Normally when people take a trip to the Caribbean, they are going for the change in weather. Canadian poker pro and World Series of Poker bracelet winner Sam Greenwood’s trip to the 2017 Caribbean Poker Party presented by partypoker might have started out as a pleasure trip, but Greenwood quickly made it a profitable business trip in cashing in two big tournaments and winning a third, the $5000 MILLIONS Main Event.
Last week, Greenwood was taking part in the first event of the tournament, the $10,000 High Rollers event with a $1 million guaranteed prize pool. Out of the 103-player field, Greenwood would make the final table with Jonathan Little, Kenny Hallaert, Pascal LeFrancois and Steffen Sontheimer, just to name a few of the competitors. Greenwood worked his way to the final three before departing in third place for a payday of $124,100.
That wasn’t enough for Greenwood. A couple of days later, Greenwood was back in the saddle for the $25,000 Super High Roller event on the MILLIONS schedule. The 43-entry field was perhaps a bit deficient in numbers, but it wasn’t deficient in the quality of players. This time around, Greenwood would outlast fellow final table finishers Sam Trickett, Adrian Mateos, Rafael Moraes and Sontheimer to reach heads up against Christopher ‘Big Huni’ Hunichen. After an extensive heads up battle, Greenwood would succumb to Hunichen’s aggression and finish in second for a $242,750 payday.
Greenwood must have figured that the “third time was the charm” because he dived into the $5000 MILLIONS Main Event and its $5 million guaranteed prize pool. 12 players came back on Saturday looking to take the $1 million prize for winning the tournament. Differing from his previous forays into the High Roller tournaments, Greenwood (193.9 million) was the massive chip leader as the penultimate day of the tournament began. Way back in the rearview mirror were such players as Jonas Gjelstad (117.7 million), Jason Koon (93.8 million), Felipe Ramos (77.8 million) and Preben Stokkan (99 million), who won the $10K High Roller that Greenwood was a part of.
Gjelstad rocketed out of the gate, knocking off two players to crack the 200 million mark (249.5 million, to be exact) as the remaining nine men came together for the final table. Gjelstad would prove to be as adept at giving up the chips as taking them as Stokkan took two pots from his fellow countryman to take over the lead himself. By the time the first break of the day came, there were still nine players left but they were getting ready to mix it up.

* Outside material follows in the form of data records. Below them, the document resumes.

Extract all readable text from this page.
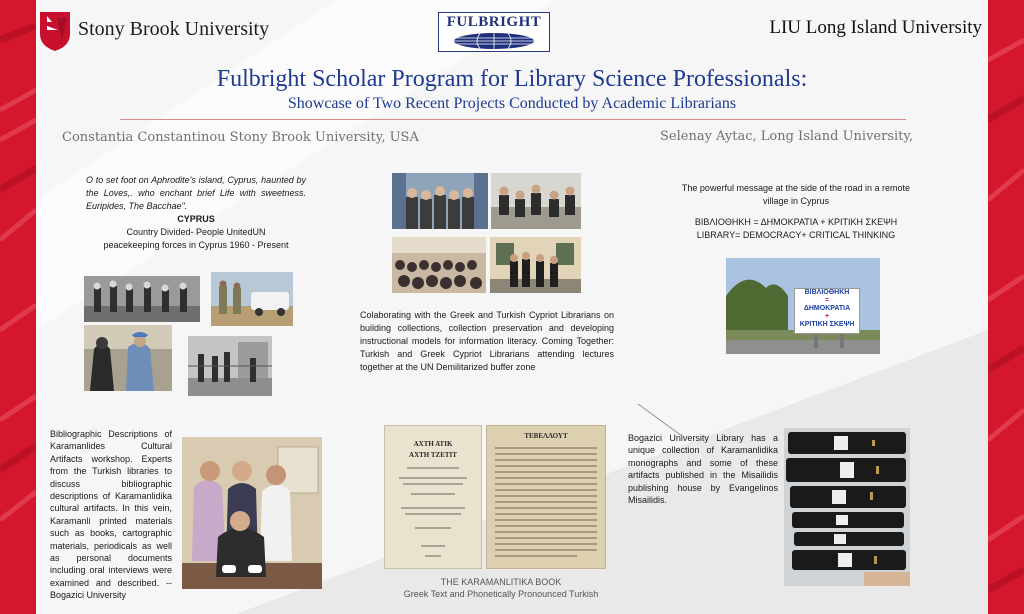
Stony Brook University	FULBRIGHT	LIU Long Island University
Fulbright Scholar Program for Library Science Professionals:
Showcase of Two Recent Projects Conducted by Academic Librarians
Constantia Constantinou Stony Brook University, USA	Selenay Aytac, Long Island University,
O to set foot on Aphrodite's island, Cyprus, haunted by the Loves,. who enchant brief Life with sweetness. Euripides, The Bacchae".
CYPRUS
Country Divided- People UnitedUN
peacekeeping forces in Cyprus 1960 - Present
Colaborating with the Greek and Turkish Cypriot Librarians on building collections, collection preservation and developing instructional models for information literacy. Coming Together: Turkish and Greek Cypriot Librarians attending lectures together at the UN Demilitarized buffer zone

The powerful message at the side of the road in a remote village in Cyprus

ΒΙΒΛΙΟΘΗΚΗ = ΔΗΜΟΚΡΑΤΙΑ + ΚΡΙΤΙΚΗ ΣΚΕΨΗ
LIBRARY= DEMOCRACY+ CRITICAL THINKING
ΒΙΒΛΙΟΘΗΚΗ
=
ΔΗΜΟΚΡΑΤΙΑ
+
ΚΡΙΤΙΚΗ ΣΚΕΨΗ
Bibliographic Descriptions of Karamanlides Cultural Artifacts workshop. Experts from the Turkish libraries to discuss bibliographic descriptions of Karamanlidika cultural artifacts. In this vein, Karamanli printed materials such as books, cartographic materials, periodicals as well as personal documents including oral interviews were examined and described. -- Bogazici University
ΑΧΤΗ ΑΤΙΚ
ΑΧΤΗ ΤΖΕΤΙΤ
ΤΕΒΕΛΛΟΥΤ
THE KARAMANLITIKA BOOK
Greek Text and Phonetically Pronounced Turkish
Bogazici University Library has a unique collection of Karamanlidika monographs and some of these artifacts published in the Misailidis publishing house by Evangelinos Misailidis.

That ability to “mix it up” almost cost Greenwood the tournament. Although he would get back into the mix by flopping a straight against Damian Lomza, he would double up the dangerous Andrey Shatilov into the lead and drop to only 28 million chips. Playing a K-9 off suit off the button and seeing Shatilov defend his big blind with a Q-J, Greenwood fired on every street of a Q-5-2-8-7 board, with Shatilov calling every street to take the humongous pot.
That was the last misstep that Greenwood would make. He doubled through Jiri Horak and Stokkan to get back to 143 million chips, then cracked the 200 million mark again against Shatilov. Shatilov, however, was giving everyone action as he eliminated Udo Erlei in seventh and busted Horak in fourth to maintain his stack.
Greenwood would continue to chase Shatilov, bringing the action to two players after knocking off Gjelstad in third. After coming back from a dinner break, Shatilov’s 598 million stack dwarfed that of Greenwood (449 million), but the Canadian went right to work. On the first hand of heads up, Greenwood sniffed out a Shatilov bluff to take the hand and the lead from the Russian and he wouldn’t look back. Although it would take slightly more than an hour, Greenwood would eventually emerge as the champion when his pocket Kings held up over Shatilov’s 9♣ 8♣ after the flop came 8-6-4-3-5.
1. Sam Greenwood, $1,000,000
2. Andrey Shatilov, $650,000
3. Jonas Gjelstad, $450,000
4. Jiri Horak, $315,850
5. Felipe Ramos, $220,000
6. Preben Stokkan, $150,000
7. Udo Erlei, $100,000
8. Dan Dizenzo, $70,000
Just for the record, Greenwood in one week finished third, second and first in three consecutive tournaments, bringing in a neat $1,366,850 for his efforts. It would push the annals of poker history to find someone who had a similar run of tournaments during the same festival, let alone the same week.